Rip Van Winkle In the 21st Century (or waking up at the Republican convention)

When I met Rip Van Winkle he was coming out of an Apple store with the newest iPhone. He held up the phone and explained, “Just trying to catch up. When you’ve been asleep for twelve years you tend to miss out on things.”

He looked at me and smiled, “I don’t know what was in that beer I had at the bowling alley last night, but I woke up this morning feeling like I was wearing a swimming cap two sizes too small.

“And that was just the start of the strangeness. Walking back to my home on Brattle Street I noticed things seemed familiar yet very different. The few people I passed were wearing strange clothes, which for Cambridge isn’t all that unusual. But the cars on the street looked futuristic and alien, more like armored vehicles than the friendly boxlike structures I fondly recalled.

       “But the strangest changes were the ones that had overtaken this country during my 12 year siesta. In my unrelenting grogginess, I made the mistake of turning on the TV to watch the Republican National Convention. Once I got my bearings and saw the forces now at play in America, I was in shock. It seemed like I had woken up in a foreign land. How could I fall asleep one night in a country that prided itself as the land of the brave and the free? And wake up a dozen years later in a country ruled by barbarous impulses and totally selfish compulsions? America’s bravery, I soon discovered, was now defined by unprovoked wars on weaker nations and acts of torture against helpless prisoners. Its cherished freedoms now seemingly reserved for those who could financially afford them.

       “To my shock I discovered America had become a nation that no longer gave any thought or care to the environment—or the planet—she’d be leaving for future generations; not if it would inconvenience business interests or negatively affect their profits. Even when scientists shouted dire warnings about the consequences of Americans’ selfish and self-enriching lifestyle, an entire segment of our population chose to doubt the science rather than adjust the behavior. The way Republicans scoffed at protecting the environment for future generations you might have thought FDR created the EPA rather than Richard M. Nixon.

       “But the worst thing I witnessed was all the hate and resentment. With little concern for its weakest citizens, America’s angriest and most selfish political party was rising up in fanatical revolt against the passage of universal healthcare. And conservative political demagogues, under the guise of strengthening the country’s safety net, were attacking and threatening the social contract that for 70 years had stood like a shield, protecting the nation’s poor, elderly and infirm.

       “What was going on?” I wondered, half in shock, half in anxiety that I had somehow lost hold on my sanity.

       “Strangest of all, my country—the richest nation on Earth—was now broke! When I sipped that last beer in the bowling alley, America was heading into a new millennium with a budgetary surplus. Bill Clinton might have been a sorry philanderer but he’d also been a good steward of the country’s pocketbook. We not only had money in the bank, we had lots of it! Now I awoke to discover the little money we possess is dedicated to programs we can no longer afford or, truth be told, owed outright to the People’s Republic of China!

       “Hey, where’d all the money go!

       “You can imagine how appalling this all seemed, waking up in an America where people were losing their homes to the predatory banks that had suckered them into unaffordable mortgages. An America where the government had thrown money at those same predatory banks to keep them afloat, who had then refused to loan anything—not a penny!—to anybody! For fear it might interfere with the outsized bonuses they felt obligated to pay their highest and most incompetent executives and managers.

       I kept waiting for someone to talk about whoever was responsible for America’s sudden slide into mediocrity, pennilessness, and criminal behavior. But no one ever mentioned the man who was president for the first eight of my 12 lost years. Nor his accomplices, none of whom will ever be charged for all the lives they ruined, the deaths they caused, or the tragedy they fecklessly made of the American Dream.

       “Also, before I fell asleep for 12 years, America had been a democracy that believed in democracy, believed in spreading democracy.
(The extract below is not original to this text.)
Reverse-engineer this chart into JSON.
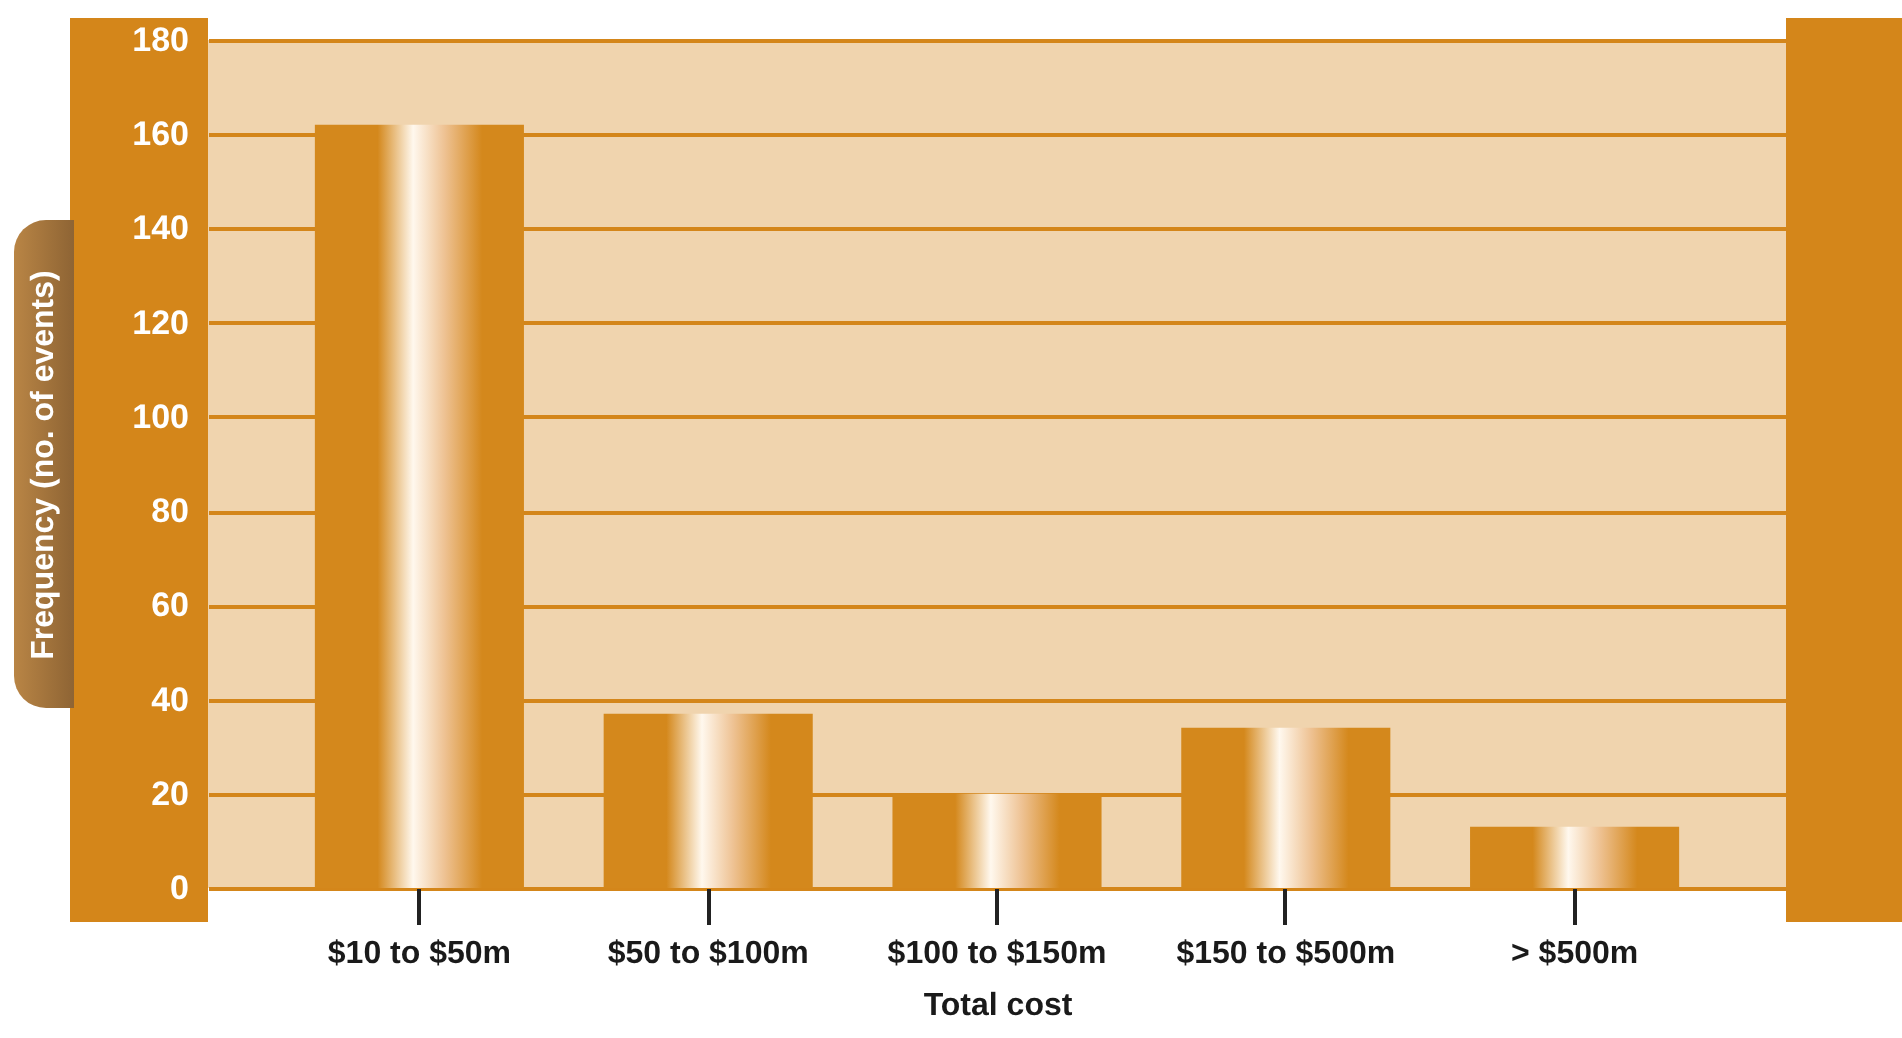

That was before I slept through two presidential elections that had been stolen by that same unmentionable Republican president. And before I woke to find this latest batch of Republicans doing their damnedest to deprive blacks, students, Hispanics, prisoners—anyone from the bottom of the economic ladder—their voting rights.

       “Jim Crow wasn’t dead, I discovered, he had merely joined the Republican party!

       “And, strangest of all, rather than protect the rights of these marginalized American citizens, the courts were complicit in this outrage, deaf to any arguments about the real motivation behind voter fraud regulations in Republican-controlled states. Even though everyone knew, and vote-suppressing politicians freely admitted, there was never any voter fraud to prevent.

       “To think of the party of Lincoln actively working to deny voting rights to blacks, as well as the poor and the marginalized! It was enough to send me back to the bowling alley for one more beer.

       “And, hopefully, a dozen years more sleep.”

       “Well just wait,” I told Rip Van Winkle, “With any luck, you’ll wake up to find this was all a dream.”